Howard enjoyed a breakout junior year in both cross-country and track, catapulting up the state rankings. Last fall he lowered his 5K personal-best by more than 40 seconds, to 16:37, and posted a fifth-place finish at the state meet. In the spring, Howard ran 4:38 in the 1,600 meters and 10:11 in the 3,200 meters. His progress culminated in a pair of top-five showings at the state track and field meet in Gulf Shores. 

Photo by Sarah Finnegan.

“I think the key that really helped me was that I was pushing really hard during the season and during the hard workouts,” he said, “and I’m going to keep doing that.”

But Howard, in a similar vein, will also be taking his easy days as easy as he takes his hard days hard. Last year he discovered the necessity of counterbalance. 

The “art” of the easy run, as he terms it, enables his tired muscles to recuperate actively and effectively. 

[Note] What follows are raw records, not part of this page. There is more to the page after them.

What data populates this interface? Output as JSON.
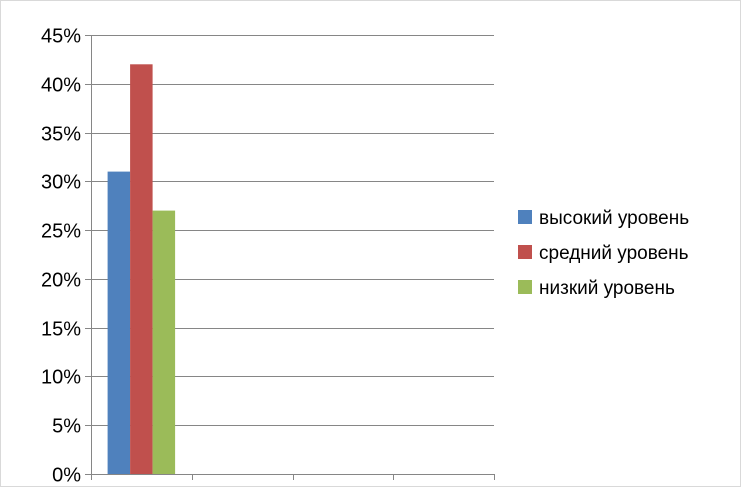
{
  "chart_data": {
    "type": "bar",
    "categories": [
      ""
    ],
    "series": [
      {
        "name": "высокий уровень",
        "values": [
          0.31
        ],
        "color": "#4f81bd"
      },
      {
        "name": "средний уровень",
        "values": [
          0.42
        ],
        "color": "#c0504d"
      },
      {
        "name": "низкий уровень",
        "values": [
          0.27
        ],
        "color": "#9bbb59"
      }
    ],
    "y_ticks": [
      "0%",
      "5%",
      "10%",
      "15%",
      "20%",
      "25%",
      "30%",
      "35%",
      "40%",
      "45%"
    ],
    "ylim": [
      0,
      0.45
    ],
    "x_slots": 4,
    "grid": true,
    "legend_position": "right"
  }
}
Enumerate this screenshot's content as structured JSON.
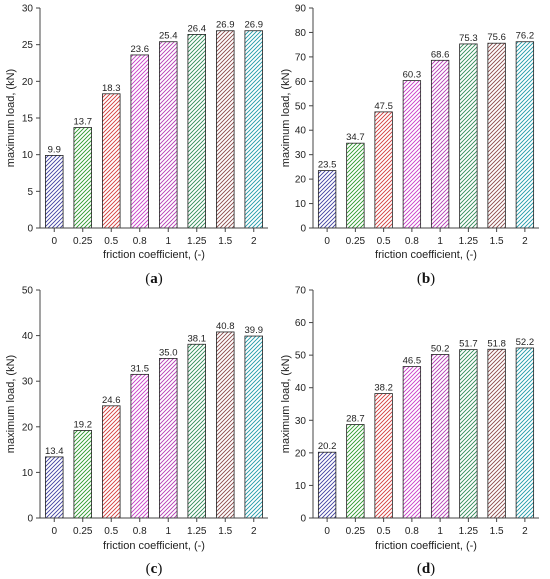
{
  "colors": {
    "bars": [
      "#3f3fa0",
      "#2a9a2a",
      "#d23a3a",
      "#c83ac8",
      "#b43ab4",
      "#2e8b57",
      "#8b4a4a",
      "#1e9aa8"
    ],
    "axis": "#444444"
  },
  "chart_data": [
    {
      "type": "bar",
      "panel": "a",
      "panel_label": "(a)",
      "categories": [
        "0",
        "0.25",
        "0.5",
        "0.8",
        "1",
        "1.25",
        "1.5",
        "2"
      ],
      "values": [
        9.9,
        13.7,
        18.3,
        23.6,
        25.4,
        26.4,
        26.9,
        26.9
      ],
      "value_labels": [
        "9.9",
        "13.7",
        "18.3",
        "23.6",
        "25.4",
        "26.4",
        "26.9",
        "26.9"
      ],
      "xlabel": "friction coefficient, (-)",
      "ylabel": "maximum load, (kN)",
      "ylim": [
        0,
        30
      ],
      "yticks": [
        0,
        5,
        10,
        15,
        20,
        25,
        30
      ],
      "grid": false
    },
    {
      "type": "bar",
      "panel": "b",
      "panel_label": "(b)",
      "categories": [
        "0",
        "0.25",
        "0.5",
        "0.8",
        "1",
        "1.25",
        "1.5",
        "2"
      ],
      "values": [
        23.5,
        34.7,
        47.5,
        60.3,
        68.6,
        75.3,
        75.6,
        76.2
      ],
      "value_labels": [
        "23.5",
        "34.7",
        "47.5",
        "60.3",
        "68.6",
        "75.3",
        "75.6",
        "76.2"
      ],
      "xlabel": "friction coefficient, (-)",
      "ylabel": "maximum load, (kN)",
      "ylim": [
        0,
        90
      ],
      "yticks": [
        0,
        10,
        20,
        30,
        40,
        50,
        60,
        70,
        80,
        90
      ],
      "grid": false
    },
    {
      "type": "bar",
      "panel": "c",
      "panel_label": "(c)",
      "categories": [
        "0",
        "0.25",
        "0.5",
        "0.8",
        "1",
        "1.25",
        "1.5",
        "2"
      ],
      "values": [
        13.4,
        19.2,
        24.6,
        31.5,
        35.0,
        38.1,
        40.8,
        39.9
      ],
      "value_labels": [
        "13.4",
        "19.2",
        "24.6",
        "31.5",
        "35.0",
        "38.1",
        "40.8",
        "39.9"
      ],
      "xlabel": "friction coefficient, (-)",
      "ylabel": "maximum load, (kN)",
      "ylim": [
        0,
        50
      ],
      "yticks": [
        0,
        10,
        20,
        30,
        40,
        50
      ],
      "grid": false
    },
    {
      "type": "bar",
      "panel": "d",
      "panel_label": "(d)",
      "categories": [
        "0",
        "0.25",
        "0.5",
        "0.8",
        "1",
        "1.25",
        "1.5",
        "2"
      ],
      "values": [
        20.2,
        28.7,
        38.2,
        46.5,
        50.2,
        51.7,
        51.8,
        52.2
      ],
      "value_labels": [
        "20.2",
        "28.7",
        "38.2",
        "46.5",
        "50.2",
        "51.7",
        "51.8",
        "52.2"
      ],
      "xlabel": "friction coefficient, (-)",
      "ylabel": "maximum load, (kN)",
      "ylim": [
        0,
        70
      ],
      "yticks": [
        0,
        10,
        20,
        30,
        40,
        50,
        60,
        70
      ],
      "grid": false
    }
  ]
}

Holding back didn’t come naturally at first, but it never has for Howard. Margene remembers first witnessing his motor as a freshman, when his natural inclination for running — and running fast — pulled him ahead of his teammates during practice. 

As far as passion goes, Margene said he hasn’t coached an athlete with a level tantamount to Howard’s in the last 10 years. 

“He loves cross-country, and he lives to run,” said Margene, a Briarwood cross-country alum who joined the coaching staff 16 years ago. “He eats, sleeps, breathes running. That’s what he does, and you start to see it in some of the other kids. They enjoy running more.”

Howard has channeled his passion into swift results, and he’s hoping to shave even more ticks off his times this school year. 

Already, he’s charted the October race when he’ll aim to take down Briarwood’s long-standing 5K school record. McGavock Dunbar, the 1998 state champion, ran 16:05. 

Months in advance, Howard also has plotted varying strategies for attacking the state meet, which isn’t until mid-November. 

He’ll have hills to crest and competition to conquer. But when chasing a title, maximizing the gift means leaving little to chance. 

“Either way it comes out, I know I’m going to be giving it my all,” Howard said.